Last night nearly midnight well after curfew and the fire going out when it started, the barking, first I thought little of it, I was working on a list, my life in lists, this one, what is dangerous to forget. But when you live long enough you learn to hear what the dog in the night is saying and not saying when it barks, when far away it barks, and yet because I know the cops knelt because they were arming themselves to rush the protestors, they were not alongside the protesters praying, that’s how I found myself walking into the tumultuous future past the shadows of MAGA flags like hands trying to erase the painted center line, all the way down, hours after curfew, deserted, the middle of County Line Road, while Clarence, or Charley, a farm dog, I’ve been forgetting names, kept chipping away at it, chipping away the stone of silence that Rilke said closes humans off from animals and angels off from humans, each in turn closed off from the knowledge of their own death. I love my dogs so much, says God.

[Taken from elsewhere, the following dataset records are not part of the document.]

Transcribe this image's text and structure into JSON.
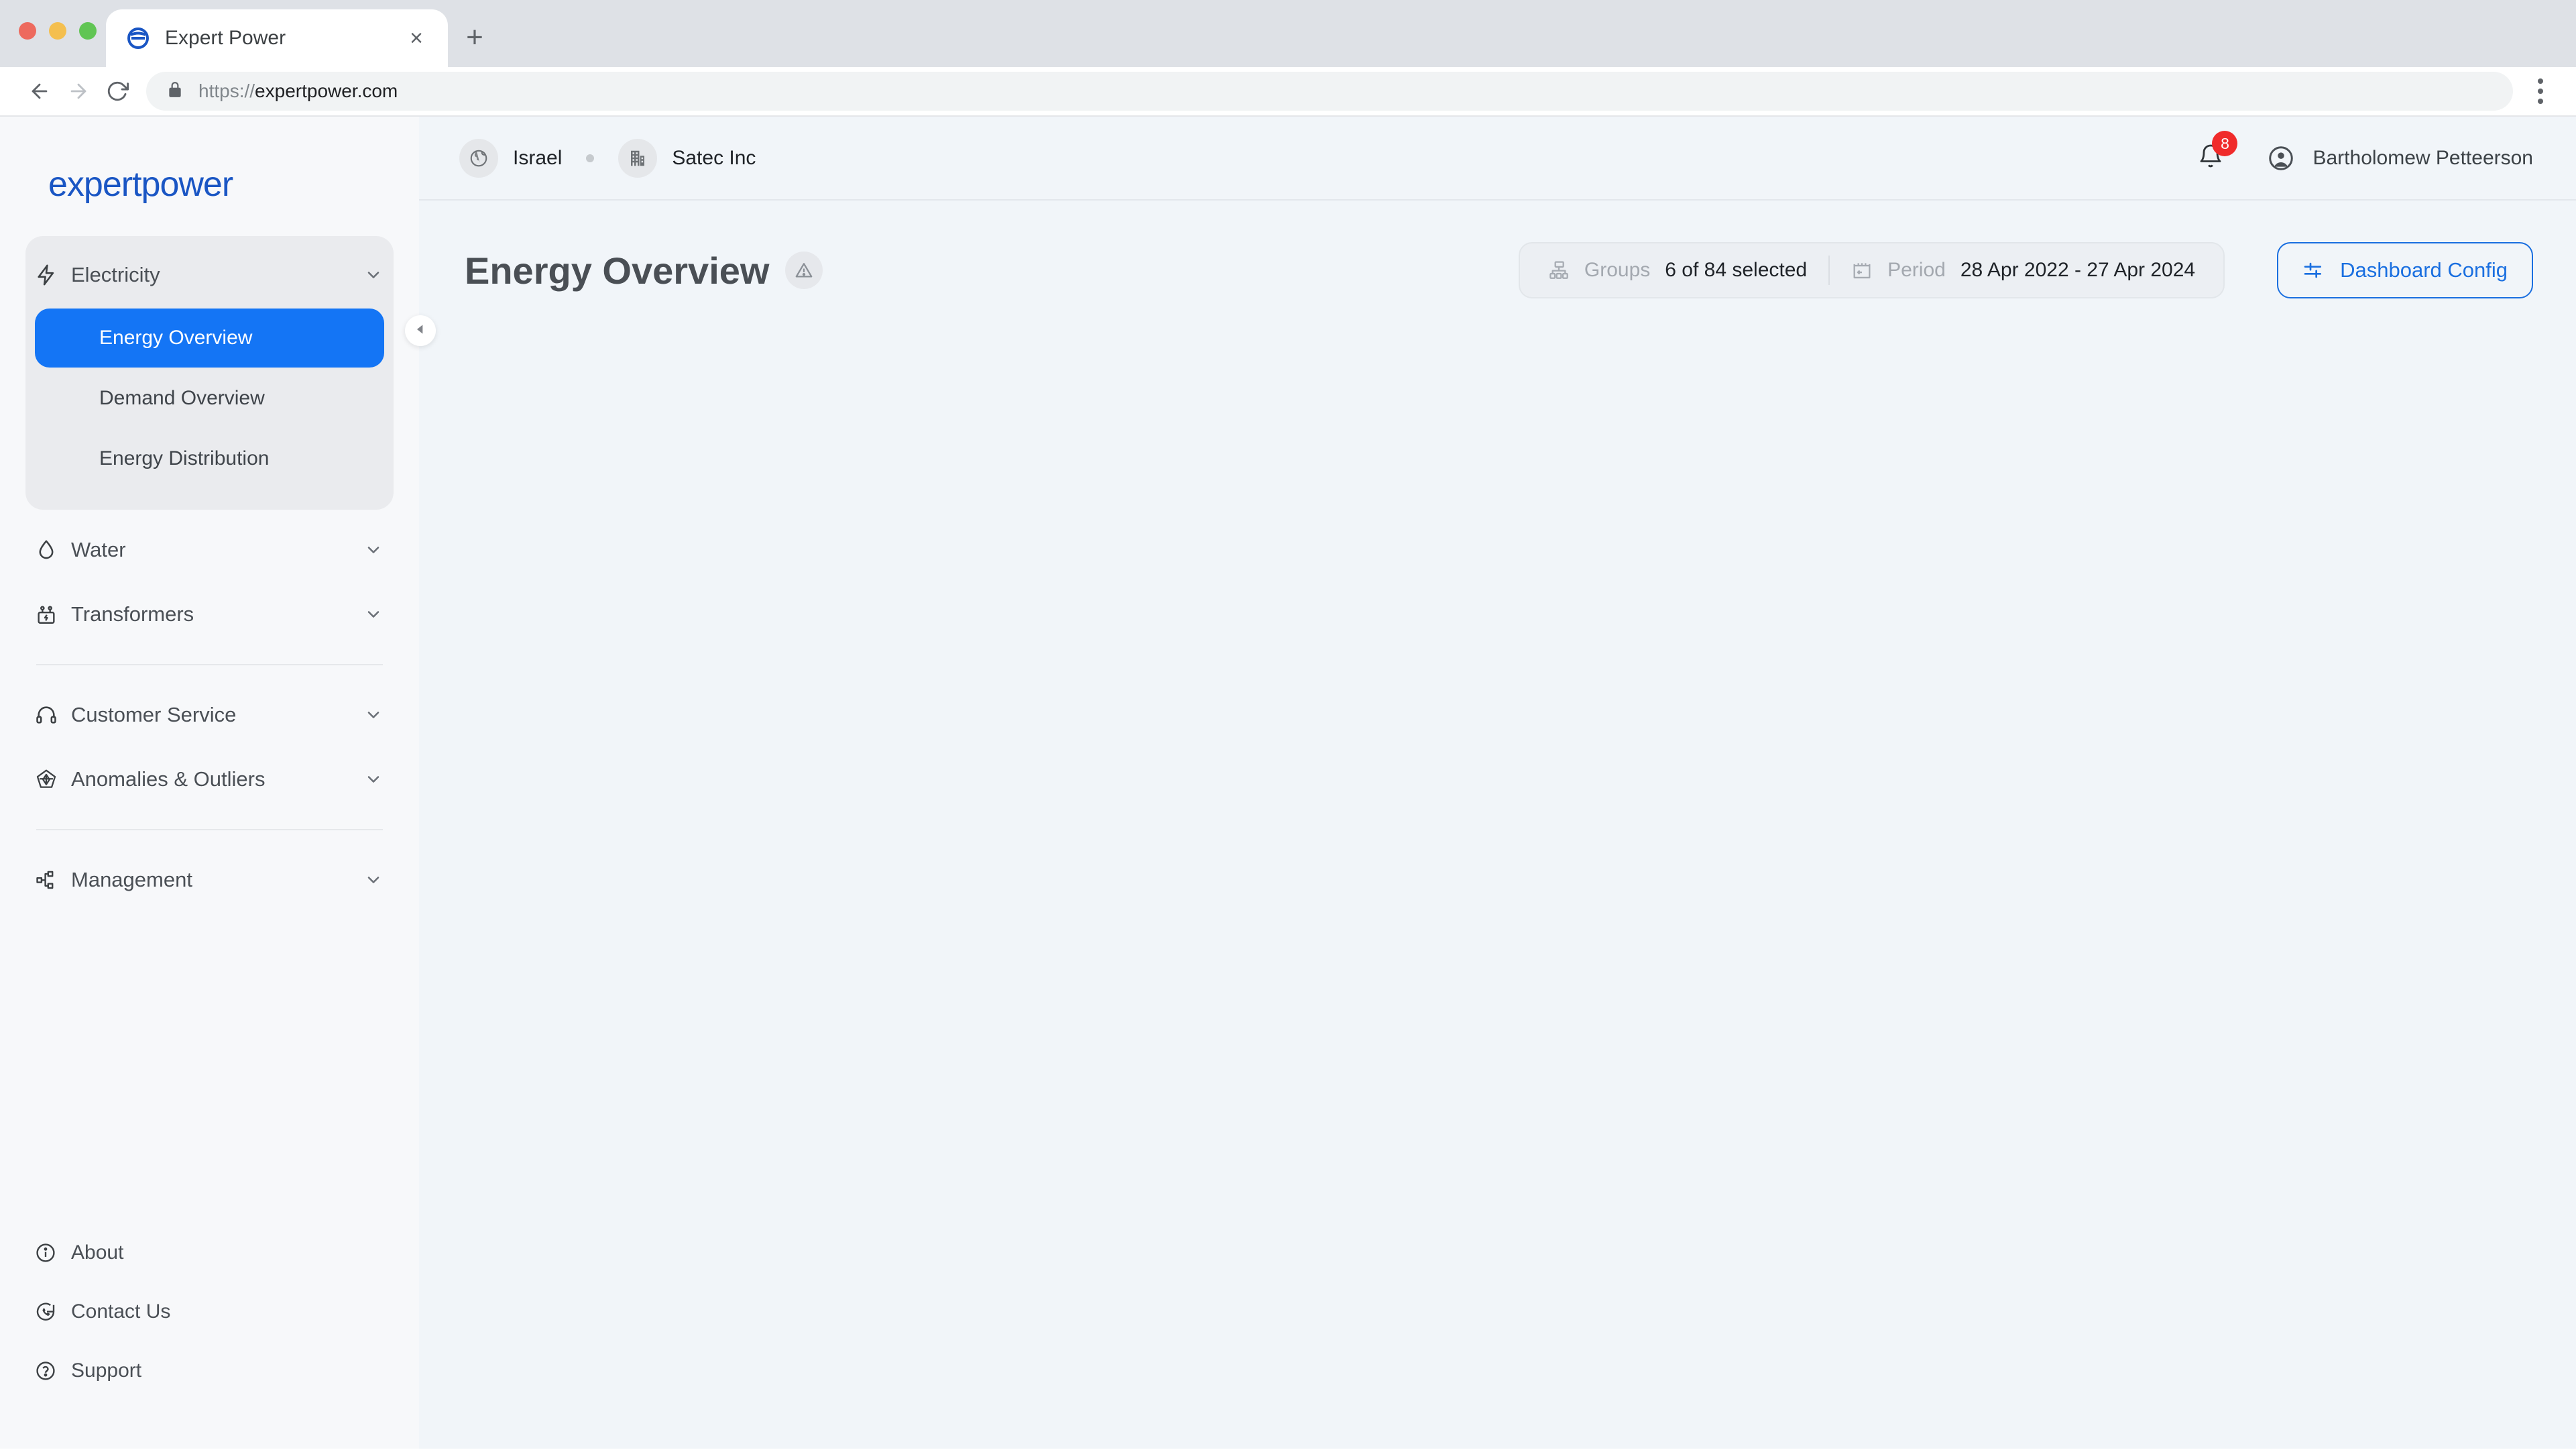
{
  "browser": {
    "tab": {
      "title": "Expert Power",
      "favicon": "expertpower-favicon",
      "close_label": "×"
    },
    "newtab_label": "+",
    "address": {
      "scheme": "https://",
      "host": "expertpower.com",
      "full": "https://expertpower.com"
    },
    "nav": {
      "back": "back-arrow",
      "forward": "forward-arrow",
      "reload": "reload-icon"
    },
    "menu": "browser-menu-kebab"
  },
  "sidebar": {
    "logo_text": "expertpower",
    "collapse_label": "collapse-sidebar",
    "groups": [
      {
        "id": "electricity",
        "label": "Electricity",
        "icon": "lightning-bolt-icon",
        "expanded": true,
        "chevron": "chevron-down-icon",
        "items": [
          {
            "label": "Energy Overview",
            "selected": true
          },
          {
            "label": "Demand Overview",
            "selected": false
          },
          {
            "label": "Energy Distribution",
            "selected": false
          }
        ]
      },
      {
        "id": "water",
        "label": "Water",
        "icon": "water-drop-icon",
        "expanded": false,
        "chevron": "chevron-down-icon",
        "items": []
      },
      {
        "id": "transformers",
        "label": "Transformers",
        "icon": "transformer-icon",
        "expanded": false,
        "chevron": "chevron-down-icon",
        "items": []
      },
      {
        "id": "customer-service",
        "label": "Customer Service",
        "icon": "headset-icon",
        "expanded": false,
        "chevron": "chevron-down-icon",
        "items": []
      },
      {
        "id": "anomalies",
        "label": "Anomalies & Outliers",
        "icon": "pentagon-star-icon",
        "expanded": false,
        "chevron": "chevron-down-icon",
        "items": []
      },
      {
        "id": "management",
        "label": "Management",
        "icon": "org-nodes-icon",
        "expanded": false,
        "chevron": "chevron-down-icon",
        "items": []
      }
    ],
    "bottom_items": [
      {
        "label": "About",
        "icon": "info-circle-icon"
      },
      {
        "label": "Contact Us",
        "icon": "phone-chat-icon"
      },
      {
        "label": "Support",
        "icon": "question-circle-icon"
      }
    ]
  },
  "topbar": {
    "breadcrumbs": [
      {
        "label": "Israel",
        "icon": "globe-icon"
      },
      {
        "label": "Satec Inc",
        "icon": "building-icon"
      }
    ],
    "notifications": {
      "icon": "bell-icon",
      "count": "8"
    },
    "user": {
      "name": "Bartholomew Petteerson",
      "avatar": "user-avatar-icon"
    }
  },
  "page": {
    "title": "Energy Overview",
    "warning_icon": "warning-triangle-icon",
    "filters": {
      "groups": {
        "icon": "groups-hierarchy-icon",
        "key": "Groups",
        "value": "6 of 84 selected"
      },
      "period": {
        "icon": "calendar-period-icon",
        "key": "Period",
        "value": "28 Apr 2022 - 27 Apr 2024"
      }
    },
    "dashboard_config": {
      "icon": "sliders-icon",
      "label": "Dashboard Config"
    }
  },
  "colors": {
    "accent_blue": "#1475f5",
    "link_blue": "#1a6fe0",
    "badge_red": "#f02b2b",
    "sidebar_bg": "#f7f8fa",
    "content_bg": "#f1f5f9",
    "group_bg": "#eaebee"
  }
}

Any given night, after hours of not sleeping or worse slipping in and out of quarantine anxiety dreams I go out sometimes and lie down with them in the animal night, I think you will understand if I am pretending then to become a figure of varied stars and ages and brightnesses asleep in the heavens revolving on the pinhole the Pole Star makes. You’ll have to look closer than that to find it, it doesn’t shout. The center doesn’t clear Lafayette Square with tear gas and batons then walk to the door of St. John’s Church to pose with a Bible upside down in its right hand. The President is going to kill my wife if I don’t end him first. Every night and every morning I pray his sclerotic heart blacks out, pray his Adderall addiction kicks him, and for the suffocating virus to descend again. And when I’m done praying, back down I retrace the footprints I left as I stepped off the roof beseeching the heavens for all of these things, and whisper to my darkness a promise, how gladly I will eat the President’s liver in hell, but then I just lie down instead, on a pile of blankets with the dogs, and together we listen to the great invisible wings in the top of the chimney make a thumping sound like a pulse, beating.